For several years, along with the Belgian Nobel laureate Christian de Duve, he played a leading role in the UNESCO L'Oreal Prize for Women in Science.
Author of some 600 papers and 14 books, one of which I co-authored with him, he has left a lasting legacy for generations of future natural philosophers.
As a minor collaborator of his I can testify to two things that made him so unusual as a scientist: first, he combined in a singular manner patience, passion, pertinacity and perspicacity. Second, he described his work in beautifully elegant and memorable ways: every sentence and every illustration of every paper of his was the product of deep contemplation and lucubration. His unique legacy to natural science is that he made a multitude of wide-ranging, far-reaching, uplifting and long-lasting contributions.
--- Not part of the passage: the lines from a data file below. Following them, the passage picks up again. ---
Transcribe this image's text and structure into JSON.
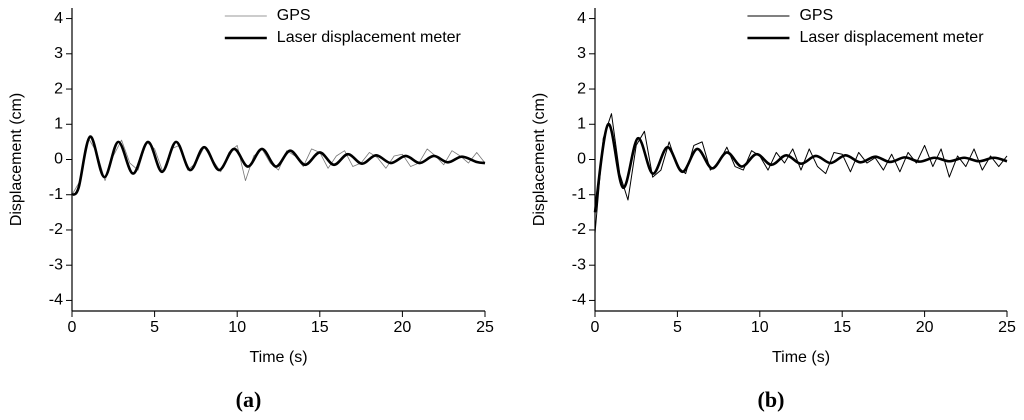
{
  "chart_data": [
    {
      "type": "line",
      "label": "(a)",
      "xlabel": "Time (s)",
      "ylabel": "Displacement (cm)",
      "xlim": [
        0,
        25
      ],
      "xticks": [
        0,
        5,
        10,
        15,
        20,
        25
      ],
      "ylim": [
        -4.3,
        4.3
      ],
      "yticks": [
        -4,
        -3,
        -2,
        -1,
        0,
        1,
        2,
        3,
        4
      ],
      "legend": "upper right",
      "series": [
        {
          "name": "GPS",
          "color": "#777777",
          "line_width": 0.8,
          "smooth": false,
          "x": [
            0,
            0.5,
            1,
            1.5,
            2,
            2.5,
            3,
            3.5,
            4,
            4.5,
            5,
            5.5,
            6,
            6.5,
            7,
            7.5,
            8,
            8.5,
            9,
            9.5,
            10,
            10.5,
            11,
            11.5,
            12,
            12.5,
            13,
            13.5,
            14,
            14.5,
            15,
            15.5,
            16,
            16.5,
            17,
            17.5,
            18,
            18.5,
            19,
            19.5,
            20,
            20.5,
            21,
            21.5,
            22,
            22.5,
            23,
            23.5,
            24,
            24.5,
            25
          ],
          "values": [
            -1,
            -0.6,
            0.6,
            0.2,
            -0.6,
            0.1,
            0.55,
            -0.1,
            -0.3,
            0.5,
            0.3,
            -0.35,
            0.3,
            0.4,
            -0.3,
            -0.1,
            0.35,
            0,
            -0.35,
            0.2,
            0.4,
            -0.6,
            0.1,
            0.3,
            -0.1,
            -0.3,
            0.25,
            0.1,
            -0.2,
            0.3,
            0.2,
            -0.25,
            0.1,
            0.25,
            -0.2,
            -0.1,
            0.2,
            0.05,
            -0.25,
            0.1,
            0.15,
            -0.2,
            -0.1,
            0.3,
            0.1,
            -0.15,
            0.25,
            0.1,
            -0.1,
            0.2,
            -0.1
          ]
        },
        {
          "name": "Laser displacement meter",
          "color": "#000000",
          "line_width": 2.6,
          "smooth": true,
          "x": [
            0,
            0.4,
            1.1,
            1.95,
            2.8,
            3.7,
            4.6,
            5.45,
            6.3,
            7.15,
            8,
            8.9,
            9.8,
            10.65,
            11.5,
            12.35,
            13.2,
            14.1,
            15,
            15.85,
            16.7,
            17.55,
            18.4,
            19.3,
            20.2,
            21.05,
            21.9,
            22.75,
            23.6,
            24.5,
            25
          ],
          "values": [
            -1,
            -0.8,
            0.65,
            -0.5,
            0.5,
            -0.4,
            0.5,
            -0.35,
            0.5,
            -0.3,
            0.35,
            -0.3,
            0.3,
            -0.2,
            0.3,
            -0.2,
            0.25,
            -0.15,
            0.2,
            -0.15,
            0.15,
            -0.12,
            0.12,
            -0.1,
            0.1,
            -0.1,
            0.1,
            -0.08,
            0.08,
            -0.07,
            -0.1
          ]
        }
      ]
    },
    {
      "type": "line",
      "label": "(b)",
      "xlabel": "Time (s)",
      "ylabel": "Displacement (cm)",
      "xlim": [
        0,
        25
      ],
      "xticks": [
        0,
        5,
        10,
        15,
        20,
        25
      ],
      "ylim": [
        -4.3,
        4.3
      ],
      "yticks": [
        -4,
        -3,
        -2,
        -1,
        0,
        1,
        2,
        3,
        4
      ],
      "legend": "upper right",
      "series": [
        {
          "name": "GPS",
          "color": "#000000",
          "line_width": 1,
          "smooth": false,
          "x": [
            0,
            0.5,
            1,
            1.5,
            2,
            2.5,
            3,
            3.5,
            4,
            4.5,
            5,
            5.5,
            6,
            6.5,
            7,
            7.5,
            8,
            8.5,
            9,
            9.5,
            10,
            10.5,
            11,
            11.5,
            12,
            12.5,
            13,
            13.5,
            14,
            14.5,
            15,
            15.5,
            16,
            16.5,
            17,
            17.5,
            18,
            18.5,
            19,
            19.5,
            20,
            20.5,
            21,
            21.5,
            22,
            22.5,
            23,
            23.5,
            24,
            24.5,
            25
          ],
          "values": [
            -2.1,
            0.6,
            1.3,
            -0.4,
            -1.15,
            0.4,
            0.8,
            -0.5,
            -0.3,
            0.5,
            -0.2,
            -0.4,
            0.4,
            0.5,
            -0.3,
            -0.1,
            0.35,
            -0.2,
            -0.3,
            0.25,
            0.1,
            -0.3,
            0.2,
            -0.1,
            0.3,
            -0.3,
            0.3,
            -0.2,
            -0.4,
            0.2,
            0.15,
            -0.35,
            0.2,
            -0.1,
            0.05,
            -0.3,
            0.15,
            -0.35,
            0.2,
            -0.1,
            0.4,
            -0.2,
            0.3,
            -0.5,
            0.1,
            -0.2,
            0.3,
            -0.3,
            0.1,
            -0.2,
            0.1
          ]
        },
        {
          "name": "Laser displacement meter",
          "color": "#000000",
          "line_width": 2.6,
          "smooth": true,
          "x": [
            0,
            0.8,
            1.7,
            2.6,
            3.5,
            4.4,
            5.3,
            6.2,
            7.1,
            8,
            8.9,
            9.8,
            10.7,
            11.6,
            12.5,
            13.4,
            14.3,
            15.2,
            16.1,
            17,
            17.9,
            18.8,
            19.7,
            20.6,
            21.5,
            22.4,
            23.3,
            24.2,
            25
          ],
          "values": [
            -1.5,
            1,
            -0.8,
            0.6,
            -0.4,
            0.35,
            -0.35,
            0.3,
            -0.25,
            0.2,
            -0.2,
            0.15,
            -0.15,
            0.12,
            -0.12,
            0.1,
            -0.1,
            0.12,
            -0.08,
            0.08,
            -0.07,
            0.06,
            -0.06,
            0.05,
            -0.05,
            0.05,
            -0.05,
            0.05,
            -0.05
          ]
        }
      ]
    }
  ]
}
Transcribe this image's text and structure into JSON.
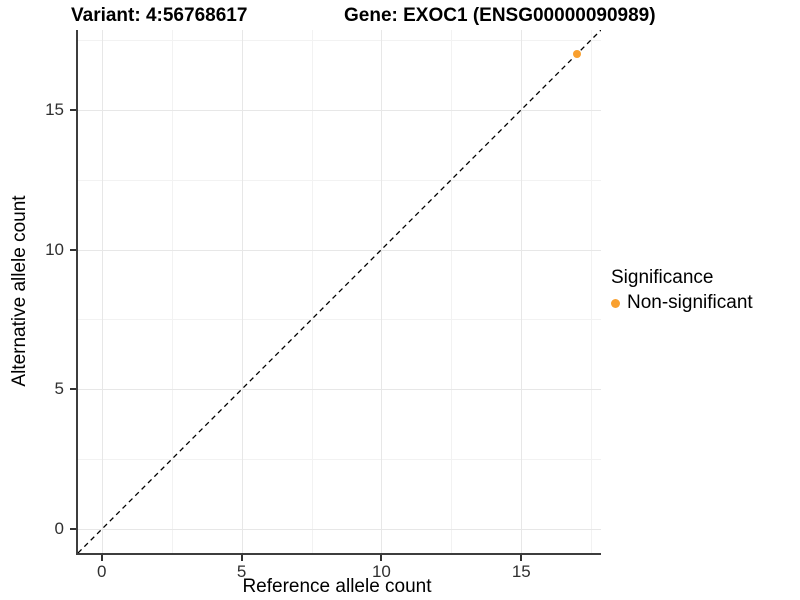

In 1991, he enthralled members of the Royal Institution of Great Britain in Albemarle Street, London, with his thrilling account of his laser femto-chemistry work. In the course of it he showed a spectacular image of Akhenaton (the father of monotheism, 14th Century BC) and drew attention to, “The first known image that depicts that light travels in a straight line.”
He is survived by his Syrian-American wife, a doctor, Dema, and his four children: Maha, Amani, Nabeel and Hani.
The writer is honorary professor of solid state chemistry, University of Cambridge. Former Master of Peterhouse, University of Cambridge, director of the Royal Institution, London, and head of the Department of Physical Chemistry, University of Cambridge.